My results so far are from a combination of science and enthusiasm. I got smart people to review my life and my goals, and to give me a plan to meet them. I reviewed that plan, asked clarifying questions, and listened to the answers that the smart people gave me.

Next… this is the super secret key to success that I’ll share with you…

I did exactly what they said.

I didn’t second guess them. I didn’t argue. I didn’t negotiate. I did exactly what they said. And you know what? It worked.

I followed the plan they gave me for a simple reason: it was clear that I couldn’t get to where I wanted to be by doing what I had been doing. How do I know that?

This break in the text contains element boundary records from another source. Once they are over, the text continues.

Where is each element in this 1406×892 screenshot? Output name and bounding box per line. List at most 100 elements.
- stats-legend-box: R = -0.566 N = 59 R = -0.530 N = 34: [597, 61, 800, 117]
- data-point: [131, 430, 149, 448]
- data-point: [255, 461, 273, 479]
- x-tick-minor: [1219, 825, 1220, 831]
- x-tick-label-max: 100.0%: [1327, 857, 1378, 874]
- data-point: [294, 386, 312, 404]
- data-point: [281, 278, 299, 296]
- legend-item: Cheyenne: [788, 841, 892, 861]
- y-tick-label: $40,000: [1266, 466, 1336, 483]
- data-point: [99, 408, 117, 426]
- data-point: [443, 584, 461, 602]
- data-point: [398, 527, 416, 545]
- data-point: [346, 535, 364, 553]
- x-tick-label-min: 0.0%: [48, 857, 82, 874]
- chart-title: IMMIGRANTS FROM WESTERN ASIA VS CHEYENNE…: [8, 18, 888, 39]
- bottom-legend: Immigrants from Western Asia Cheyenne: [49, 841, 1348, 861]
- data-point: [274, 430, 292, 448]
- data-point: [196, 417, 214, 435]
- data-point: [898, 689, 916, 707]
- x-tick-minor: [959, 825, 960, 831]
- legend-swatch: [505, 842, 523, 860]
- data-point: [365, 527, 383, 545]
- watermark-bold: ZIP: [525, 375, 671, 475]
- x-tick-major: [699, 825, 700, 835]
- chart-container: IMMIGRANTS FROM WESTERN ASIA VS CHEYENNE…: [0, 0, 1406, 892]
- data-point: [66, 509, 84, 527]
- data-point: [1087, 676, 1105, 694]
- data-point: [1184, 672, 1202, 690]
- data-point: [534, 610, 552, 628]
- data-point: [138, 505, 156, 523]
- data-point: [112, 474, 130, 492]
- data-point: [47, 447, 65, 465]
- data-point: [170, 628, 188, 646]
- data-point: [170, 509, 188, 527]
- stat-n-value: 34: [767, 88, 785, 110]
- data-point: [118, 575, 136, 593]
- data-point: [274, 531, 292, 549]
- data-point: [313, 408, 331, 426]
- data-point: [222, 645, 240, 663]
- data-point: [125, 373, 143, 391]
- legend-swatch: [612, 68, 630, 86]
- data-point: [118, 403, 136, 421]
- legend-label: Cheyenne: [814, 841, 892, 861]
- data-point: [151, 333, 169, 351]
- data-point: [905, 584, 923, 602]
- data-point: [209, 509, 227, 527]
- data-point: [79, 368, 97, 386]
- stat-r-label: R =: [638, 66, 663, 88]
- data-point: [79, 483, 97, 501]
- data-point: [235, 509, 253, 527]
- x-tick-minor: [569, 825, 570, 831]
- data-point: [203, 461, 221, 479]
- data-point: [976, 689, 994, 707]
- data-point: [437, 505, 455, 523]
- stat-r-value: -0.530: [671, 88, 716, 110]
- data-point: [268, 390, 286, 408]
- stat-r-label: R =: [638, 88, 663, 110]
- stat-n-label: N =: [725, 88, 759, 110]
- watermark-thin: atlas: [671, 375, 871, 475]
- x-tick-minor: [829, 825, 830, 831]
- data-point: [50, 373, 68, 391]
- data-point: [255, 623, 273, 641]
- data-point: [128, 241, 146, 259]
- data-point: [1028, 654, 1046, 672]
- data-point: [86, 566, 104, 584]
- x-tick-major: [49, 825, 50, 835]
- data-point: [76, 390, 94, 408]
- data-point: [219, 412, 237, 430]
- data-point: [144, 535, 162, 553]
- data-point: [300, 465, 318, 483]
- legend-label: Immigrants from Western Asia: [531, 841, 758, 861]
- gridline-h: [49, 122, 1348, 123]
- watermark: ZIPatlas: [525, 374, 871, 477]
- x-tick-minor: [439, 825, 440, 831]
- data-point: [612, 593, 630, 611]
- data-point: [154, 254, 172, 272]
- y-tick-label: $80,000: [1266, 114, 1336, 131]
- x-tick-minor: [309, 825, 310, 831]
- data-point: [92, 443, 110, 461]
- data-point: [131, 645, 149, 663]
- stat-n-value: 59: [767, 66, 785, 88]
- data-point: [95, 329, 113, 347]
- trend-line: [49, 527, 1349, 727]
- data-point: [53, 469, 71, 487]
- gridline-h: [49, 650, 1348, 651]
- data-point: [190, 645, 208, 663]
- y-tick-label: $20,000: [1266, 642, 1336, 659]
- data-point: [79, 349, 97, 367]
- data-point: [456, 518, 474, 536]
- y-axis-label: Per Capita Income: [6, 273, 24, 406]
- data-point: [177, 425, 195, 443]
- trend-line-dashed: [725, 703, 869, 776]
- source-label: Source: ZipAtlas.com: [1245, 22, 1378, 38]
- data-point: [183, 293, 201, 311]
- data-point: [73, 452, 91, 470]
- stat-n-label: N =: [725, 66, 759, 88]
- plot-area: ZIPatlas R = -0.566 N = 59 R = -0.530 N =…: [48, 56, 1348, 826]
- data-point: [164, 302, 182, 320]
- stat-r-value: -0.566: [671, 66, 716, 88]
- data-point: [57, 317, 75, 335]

Because what I was doing was not being a lean, incredibly strong 132 lbs. If I had known what to do, I would have done it. “I don’t know; will you help me?” is just about the most powerful and life-changing sentence I have ever uttered.

To get a head start on my new life, last Wednesday night I went to Miranda and told her I wanted to do something different with my hair.

Alaina's new bright pink hair!

To celebrate my departure from the corporate world, I dyed my hair pink.

“What are you thinking?” she asked me.

“Pink”, I said. “I’ll trust you to decide what that means.”

And so she did. With her kids screaming downtairs, Miranda went at  me with scizzors, a razor and a fantastic permanent hair colour. Two hours later I looked in the mirror and the drab gotta-grow-my-hair-long mane became a fabulous multi-toned, face-framing, bright pink celebration of freedom and joy. Booya.

Watch me relate this story to the rest of my post: Miranda is an expert. If I had sat in her chair with a definite idea of what I wanted my hair to look like, it would probably be yet another boring style, because I know even less about hair than I do about nutrition and strength training.

Now I have the kind of hair that makes people stop me on the street to ask me where I got my it done. I’m well ahead of my body composition goals, I’m happy, I’m strong, and I’m able to sustain a training intensity that would make baby Jesus cry. Why? Because I said, “I don’t know. Will you help me?”